Puis, on a créé la publicité photo, la tv, la retouche, le photo-montage. Les techniques de maquillage, d’éclairage pour un studio et un monde parfait, celui d’avoir et de paraître le plus à son avantage. Comme si un défaut est un signe de faiblesse en fait. Normer en tout point un individu à un autre l’insère-t-il dans une société ou bien ses différences apportent et enrichissent ? Je vous laisse 2 heures pour méditer dessus. Hommage aux bacheliers 2022. Puis tout s’est accéléré ces dernières années.

Tout est amplifié avec les réseaux sociaux

Un autre genre de culte de l’image, par l’image, pour son image. Lisez plutôt sa réputation. Avec les diktats d’être mince, sportif, photogénique, jeune à 60 balais avec des dents blanches et alignées.

En baignant dans le bonheur et la richesse sur des plages de sable fin. Mince, ici c’est du galet ! Du coup, ça fait moins chic et moins glam’ mais on s’assoit sur l’inconfort de la réalité. On n’est pas parfait. Je n’ai pas besoin de la validation des autres pour exister, que ce soit en maillot de bain, ni vous non plus. Pourquoi, à part de temps en temps j’aurais besoin de me comparer à une vitrine de magasin ? Les influenceuses en fait ne sont que leurs propres vitrines, avec ce besoin de continuer d’exister et de ne pas être concurrencées. J’en parle par exemple via la course au buzz avec mon podcast sur Maeva Ghenam.

C’est bien pour ça que j’en parle et j’aide des personnes jeunes et moins jeunes, rondes ou pas à réhabiliter leur estime d’elles-même via la photothérapie. Y compris de s’aligner avec leur corps, et son histoire de la moindre tâche, cicatrice qui montrent son vécu. Les gommer n’effacent pas son souvenir ni son empreinte. Elles sont preuve d’avoir existé, et souvent survécu. Nous sommes humains, pas parfaits. Et c’est une excellente chose, non ?

Les réseaux sociaux sont nombreux à être chronographes avec cette course à la récompense des likes et des commentaires, des filtres et des chorégraphies. Ils sont en concurrence entre eux aussi, pas que nous. Sans nous et notre consommation dont nous sommes autant les clients que les produits avec la vente de nos données et analyse de consommation selon nos profils, ils coulent et naufragent comme les feu msn, forums, google +, vine, my space et ping.

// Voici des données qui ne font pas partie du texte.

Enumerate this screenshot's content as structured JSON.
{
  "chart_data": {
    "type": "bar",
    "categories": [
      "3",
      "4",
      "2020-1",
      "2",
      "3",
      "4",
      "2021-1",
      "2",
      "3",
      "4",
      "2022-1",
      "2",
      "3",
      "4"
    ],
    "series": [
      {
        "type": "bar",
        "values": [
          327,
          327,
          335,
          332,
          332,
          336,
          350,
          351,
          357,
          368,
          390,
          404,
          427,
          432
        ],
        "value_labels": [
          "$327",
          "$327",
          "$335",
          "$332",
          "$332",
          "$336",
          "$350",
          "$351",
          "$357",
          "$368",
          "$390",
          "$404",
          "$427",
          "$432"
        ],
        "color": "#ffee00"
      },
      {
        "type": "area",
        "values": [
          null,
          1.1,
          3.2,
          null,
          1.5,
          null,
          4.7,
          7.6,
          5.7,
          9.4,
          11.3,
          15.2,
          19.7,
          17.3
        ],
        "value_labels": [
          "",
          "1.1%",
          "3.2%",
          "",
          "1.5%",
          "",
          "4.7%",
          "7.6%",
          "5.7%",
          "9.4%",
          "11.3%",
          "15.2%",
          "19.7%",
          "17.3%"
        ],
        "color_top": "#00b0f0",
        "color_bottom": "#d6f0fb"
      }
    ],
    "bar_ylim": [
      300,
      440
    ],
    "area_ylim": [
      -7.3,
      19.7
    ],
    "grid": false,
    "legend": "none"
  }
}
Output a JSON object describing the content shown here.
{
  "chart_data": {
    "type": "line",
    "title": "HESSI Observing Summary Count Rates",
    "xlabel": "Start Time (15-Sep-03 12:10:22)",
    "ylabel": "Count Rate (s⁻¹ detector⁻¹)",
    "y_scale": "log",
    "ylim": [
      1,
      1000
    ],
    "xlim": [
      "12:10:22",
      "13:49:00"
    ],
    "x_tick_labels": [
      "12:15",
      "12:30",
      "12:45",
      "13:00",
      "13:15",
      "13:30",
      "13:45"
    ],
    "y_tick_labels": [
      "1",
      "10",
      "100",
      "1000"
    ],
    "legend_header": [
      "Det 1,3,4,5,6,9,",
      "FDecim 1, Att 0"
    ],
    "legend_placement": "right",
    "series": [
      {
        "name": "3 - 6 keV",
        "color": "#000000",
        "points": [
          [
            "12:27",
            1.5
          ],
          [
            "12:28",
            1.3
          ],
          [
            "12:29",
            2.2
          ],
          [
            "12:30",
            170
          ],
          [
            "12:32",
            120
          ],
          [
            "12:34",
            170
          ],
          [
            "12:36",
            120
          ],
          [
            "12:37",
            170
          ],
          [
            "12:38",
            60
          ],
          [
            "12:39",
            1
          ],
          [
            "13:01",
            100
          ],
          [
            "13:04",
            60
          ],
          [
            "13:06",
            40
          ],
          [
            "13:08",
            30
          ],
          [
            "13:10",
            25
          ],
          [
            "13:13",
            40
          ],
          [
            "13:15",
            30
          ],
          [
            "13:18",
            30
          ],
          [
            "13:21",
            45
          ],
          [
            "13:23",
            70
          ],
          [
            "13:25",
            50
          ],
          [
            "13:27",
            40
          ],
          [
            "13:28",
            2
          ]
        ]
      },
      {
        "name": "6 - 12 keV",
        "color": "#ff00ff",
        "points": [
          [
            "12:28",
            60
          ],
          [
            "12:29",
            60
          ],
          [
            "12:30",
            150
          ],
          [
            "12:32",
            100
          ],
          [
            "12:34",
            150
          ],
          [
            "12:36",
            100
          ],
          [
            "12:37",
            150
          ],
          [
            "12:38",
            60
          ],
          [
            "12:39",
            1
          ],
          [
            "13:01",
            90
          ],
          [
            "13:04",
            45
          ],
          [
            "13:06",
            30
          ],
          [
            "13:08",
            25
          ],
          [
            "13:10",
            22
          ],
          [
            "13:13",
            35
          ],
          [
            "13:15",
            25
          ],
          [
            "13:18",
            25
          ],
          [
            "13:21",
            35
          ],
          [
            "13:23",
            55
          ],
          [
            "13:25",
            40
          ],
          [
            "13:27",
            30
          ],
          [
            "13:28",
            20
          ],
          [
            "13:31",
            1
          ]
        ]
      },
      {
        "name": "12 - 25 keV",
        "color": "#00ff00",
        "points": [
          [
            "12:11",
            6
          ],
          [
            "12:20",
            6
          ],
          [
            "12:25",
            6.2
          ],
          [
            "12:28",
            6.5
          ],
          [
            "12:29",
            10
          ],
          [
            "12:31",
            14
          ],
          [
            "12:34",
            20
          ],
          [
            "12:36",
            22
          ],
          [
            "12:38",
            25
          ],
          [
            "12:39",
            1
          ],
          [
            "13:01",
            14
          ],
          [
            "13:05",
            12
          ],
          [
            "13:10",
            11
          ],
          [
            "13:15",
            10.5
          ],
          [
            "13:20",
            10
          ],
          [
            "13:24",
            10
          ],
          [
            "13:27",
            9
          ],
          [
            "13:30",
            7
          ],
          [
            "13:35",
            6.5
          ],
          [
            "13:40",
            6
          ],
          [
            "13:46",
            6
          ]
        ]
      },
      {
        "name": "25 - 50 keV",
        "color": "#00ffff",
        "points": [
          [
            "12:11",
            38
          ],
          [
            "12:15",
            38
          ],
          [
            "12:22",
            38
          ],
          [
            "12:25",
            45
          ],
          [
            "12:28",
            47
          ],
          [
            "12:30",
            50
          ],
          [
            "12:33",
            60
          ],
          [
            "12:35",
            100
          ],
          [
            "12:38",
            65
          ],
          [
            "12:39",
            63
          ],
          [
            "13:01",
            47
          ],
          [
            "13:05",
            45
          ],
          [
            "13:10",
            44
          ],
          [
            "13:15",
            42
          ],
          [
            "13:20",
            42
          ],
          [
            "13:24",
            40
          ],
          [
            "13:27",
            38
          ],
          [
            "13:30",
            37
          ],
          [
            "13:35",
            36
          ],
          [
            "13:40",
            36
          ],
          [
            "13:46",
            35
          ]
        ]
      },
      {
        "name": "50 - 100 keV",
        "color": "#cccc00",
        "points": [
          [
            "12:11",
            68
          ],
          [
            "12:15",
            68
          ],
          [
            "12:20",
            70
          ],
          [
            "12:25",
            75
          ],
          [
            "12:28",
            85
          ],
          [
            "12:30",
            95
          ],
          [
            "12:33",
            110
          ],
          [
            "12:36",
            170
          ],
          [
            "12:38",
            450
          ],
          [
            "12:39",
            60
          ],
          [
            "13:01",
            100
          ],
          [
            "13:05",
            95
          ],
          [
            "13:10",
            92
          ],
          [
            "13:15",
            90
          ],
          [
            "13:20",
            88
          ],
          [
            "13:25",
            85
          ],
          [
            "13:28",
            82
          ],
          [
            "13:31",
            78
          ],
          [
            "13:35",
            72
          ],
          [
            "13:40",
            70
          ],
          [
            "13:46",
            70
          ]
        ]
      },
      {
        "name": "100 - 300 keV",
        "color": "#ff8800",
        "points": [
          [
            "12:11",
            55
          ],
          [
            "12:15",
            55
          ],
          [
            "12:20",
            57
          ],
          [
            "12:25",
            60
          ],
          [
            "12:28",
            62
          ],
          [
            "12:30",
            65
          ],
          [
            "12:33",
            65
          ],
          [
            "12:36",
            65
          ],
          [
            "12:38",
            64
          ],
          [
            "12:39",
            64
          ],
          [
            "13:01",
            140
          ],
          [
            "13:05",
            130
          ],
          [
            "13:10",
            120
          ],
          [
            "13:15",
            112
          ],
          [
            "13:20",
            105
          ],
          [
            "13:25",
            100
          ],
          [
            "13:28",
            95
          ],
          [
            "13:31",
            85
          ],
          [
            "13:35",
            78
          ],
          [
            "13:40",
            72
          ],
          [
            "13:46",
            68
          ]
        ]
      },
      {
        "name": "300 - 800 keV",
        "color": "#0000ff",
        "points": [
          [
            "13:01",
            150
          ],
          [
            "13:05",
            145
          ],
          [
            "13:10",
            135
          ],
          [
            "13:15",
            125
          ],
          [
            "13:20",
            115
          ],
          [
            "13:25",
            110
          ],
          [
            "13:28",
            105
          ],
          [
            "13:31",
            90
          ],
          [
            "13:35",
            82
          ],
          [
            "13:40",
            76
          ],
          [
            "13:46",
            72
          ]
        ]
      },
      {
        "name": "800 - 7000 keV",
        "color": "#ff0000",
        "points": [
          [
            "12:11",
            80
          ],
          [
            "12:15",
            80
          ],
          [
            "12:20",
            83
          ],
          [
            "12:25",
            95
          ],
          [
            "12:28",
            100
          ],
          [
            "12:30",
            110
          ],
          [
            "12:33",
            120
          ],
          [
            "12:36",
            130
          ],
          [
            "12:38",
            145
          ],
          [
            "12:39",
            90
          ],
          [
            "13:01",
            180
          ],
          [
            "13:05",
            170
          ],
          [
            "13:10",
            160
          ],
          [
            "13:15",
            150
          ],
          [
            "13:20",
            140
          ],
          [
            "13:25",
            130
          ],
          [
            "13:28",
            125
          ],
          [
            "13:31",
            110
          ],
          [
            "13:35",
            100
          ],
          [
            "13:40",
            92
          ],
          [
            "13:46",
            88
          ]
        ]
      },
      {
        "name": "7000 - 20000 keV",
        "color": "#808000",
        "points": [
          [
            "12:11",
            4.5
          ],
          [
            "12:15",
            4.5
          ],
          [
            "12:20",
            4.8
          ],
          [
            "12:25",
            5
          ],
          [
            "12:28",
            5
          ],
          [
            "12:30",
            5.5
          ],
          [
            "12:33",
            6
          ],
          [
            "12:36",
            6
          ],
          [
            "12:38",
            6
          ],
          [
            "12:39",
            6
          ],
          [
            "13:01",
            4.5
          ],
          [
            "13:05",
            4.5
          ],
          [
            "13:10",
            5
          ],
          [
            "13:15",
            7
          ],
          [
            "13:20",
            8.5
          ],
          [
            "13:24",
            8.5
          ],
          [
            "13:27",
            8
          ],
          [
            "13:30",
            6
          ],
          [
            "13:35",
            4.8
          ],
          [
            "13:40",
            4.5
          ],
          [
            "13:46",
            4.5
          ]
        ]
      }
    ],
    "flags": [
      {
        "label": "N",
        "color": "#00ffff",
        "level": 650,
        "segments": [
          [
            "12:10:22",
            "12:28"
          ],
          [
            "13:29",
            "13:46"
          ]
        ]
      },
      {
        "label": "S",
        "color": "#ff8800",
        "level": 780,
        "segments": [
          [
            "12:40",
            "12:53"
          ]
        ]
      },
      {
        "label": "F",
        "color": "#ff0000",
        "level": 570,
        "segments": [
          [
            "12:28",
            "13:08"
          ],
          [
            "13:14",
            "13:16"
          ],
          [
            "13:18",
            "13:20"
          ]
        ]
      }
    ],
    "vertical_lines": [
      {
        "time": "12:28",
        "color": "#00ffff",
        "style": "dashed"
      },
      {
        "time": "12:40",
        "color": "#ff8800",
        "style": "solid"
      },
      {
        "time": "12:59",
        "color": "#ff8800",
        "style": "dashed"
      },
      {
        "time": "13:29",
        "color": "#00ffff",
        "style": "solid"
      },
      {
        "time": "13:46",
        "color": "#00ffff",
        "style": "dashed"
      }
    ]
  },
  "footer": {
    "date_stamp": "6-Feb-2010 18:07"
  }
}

C’est bien pour ça qu’ils élaborent plus de filtres, des tendances qu’on suit pour le fun et puis… Non ce n’est plus rigolo, on veut l’autre nouveauté, et c’est une boucle sans fin. A chacun de nous à veiller à ne pas être le dindon de la farce. Jusqu’à finir à ne plus se reconnaître dans le miroir, et à se trouver moche. A vouloir les hanches à la Kardasian, son métier est d’être un symbole et ses journées sont organisées à paraître. Mais the Queen ne s’y est pas trompée… Elle.

Derniers conseils : analysez votre consommation sur les réseaux sociaux, lesquels, le temps, pourquoi et mettez-vous des limites.

Commencez simplement, en paramétrant les bulles de notification en silencieux, puis en mettant votre mobile en “ne pas déranger” à partir de 21.00.

Apprenez à mettre en mode avion pour des tâches qui demandent de la concentration 1 heure. Vous retrouverez plus de tranquillité.

Et puis, en ce qui concerne votre image à restaurer dans sa vérité, pourquoi ne pas passer par la photothérapie ? Ca aide vraiment.